Edited by - GreybeardGunner on 03/14/2018 10:00:22

Mar 14, 2018 - 10:00:14 AM

4319 posts since 3/22/2008

I'm out of my element here but I'll tell you what I would do.
This banjo doesn't really need much to make it look nice and play too.
I'd take it apart and scrap the guitar tuners. The flat head wood screw heads are unsightly.
Check the diameter of the shaft holes in the peghead and shop ebay for some period friction tuners that's fit seamlessly (less than $50 on ebay with shipping).
Get a new nut. Luthiers charge for nut replacement. So, check the width of the neck at the nut. If 1 3/16" you can get a plastic one from a guy on ebay ($7). Otherwise you'll have to shop to get a smaller size ready made. You could make your own but I can't.
Probably new tenor banjo strings (loop end) and a 4-string bridge. Check now to see what the current height bridge is on there. You can get 1/2" or 5/8" (if you need to raise string height) bridges from a place like Elderly Instruments online ($20 with shipping).
The plastic head is probably okay. If not call Bob Smakula and talk to him about your rim and he'll fix you up with the right plastic head.
Then, take off all the hardware (tension hoop, bracket shoes, bracket nuts, bracket bolts and washers and shine 'em up inside and out. (I like gleaming bracket bolt heads and washers when you peer inside a banjo rim) and as gleaming as possible outside the rim but there'll be some crud on the hooks so you do the best you can. I use 0000 steel wool to get off the crud and Mothers metal polish to finish up. Other guys here swear by some other metal polish.
Then I clean up the wood and wax the rim & resonator with old fashioned Johnson's paste wax which I've been using since Johnson sponsored The Fibber McGee & Molly radio show.
I like guitar polish for the neck.
Put it back together and look for a lucky star.
Some come out good looking and playing.
Some come out so's to make you cry.
Now we'll let the really good restorers give you proper advise.

Mar 14, 2018 - 10:02:28 AM

34 posts since 3/14/2018

Actually John, you just described my initial plan almost to a 'T', lol.

Mar 14, 2018 - 10:16:59 AM

4319 posts since 3/22/2008

I figured the resonator attached with the screen door loop before you showed the picture.
I've seen several, several like that so it must be common, even factory?
On ones I worked on I left them just like that after a bit of shining (if possible) as I think that was one inexpensive way of putting on a resonator back in the day.

Mar 14, 2018 - 1:10:13 PM

34 posts since 3/14/2018

The banjo wasn't really taken well care of at any time in the past, so I expect a bit of financial pain to get her back to a playable state.

Mar 15, 2018 - 6:08 AM
Players Union Member

Helix

USA

11288 posts since 8/30/2006

confer with Bob Smakula, the right tuners will come to light, same for a new head.

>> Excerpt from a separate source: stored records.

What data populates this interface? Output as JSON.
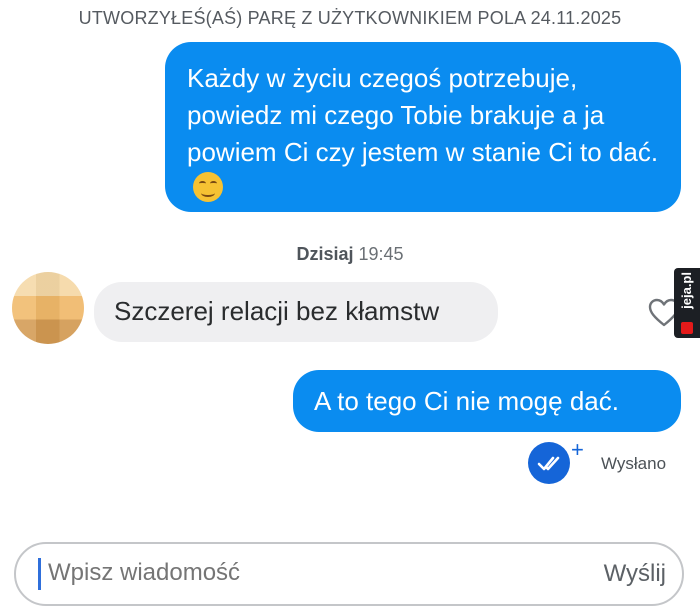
{
  "match_header": "UTWORZYŁEŚ(AŚ) PARĘ Z UŻYTKOWNIKIEM POLA 24.11.2025",
  "messages": [
    {
      "direction": "outgoing",
      "text": "Każdy w życiu czegoś potrzebuje, powiedz mi czego Tobie brakuje a ja powiem Ci czy jestem w stanie Ci to dać.",
      "emoji": "smirking-face"
    },
    {
      "direction": "incoming",
      "text": "Szczerej relacji bez kłamstw"
    },
    {
      "direction": "outgoing",
      "text": "A to tego Ci nie mogę dać."
    }
  ],
  "timestamp": {
    "day": "Dzisiaj",
    "time": "19:45"
  },
  "status": {
    "plus": "+",
    "label": "Wysłano"
  },
  "composer": {
    "placeholder": "Wpisz wiadomość",
    "send_label": "Wyślij"
  },
  "watermark": "jeja.pl",
  "colors": {
    "outgoing_bubble": "#0a8cf0",
    "incoming_bubble": "#efeff1",
    "read_receipt": "#1565d8"
  }
}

Way less than $500, the tension hoop looks over-tightened, the hex shoes and hooks are reuseable, but rusty.

I think she'll play, I think she wants to, that's what she was made to do.

I have about 3 tools of my father's, that's all there was.

Regardless of the outcome, the journey is there in your words, to just hang it on the wall is a shame. it's had enough neglect, let the girl dance.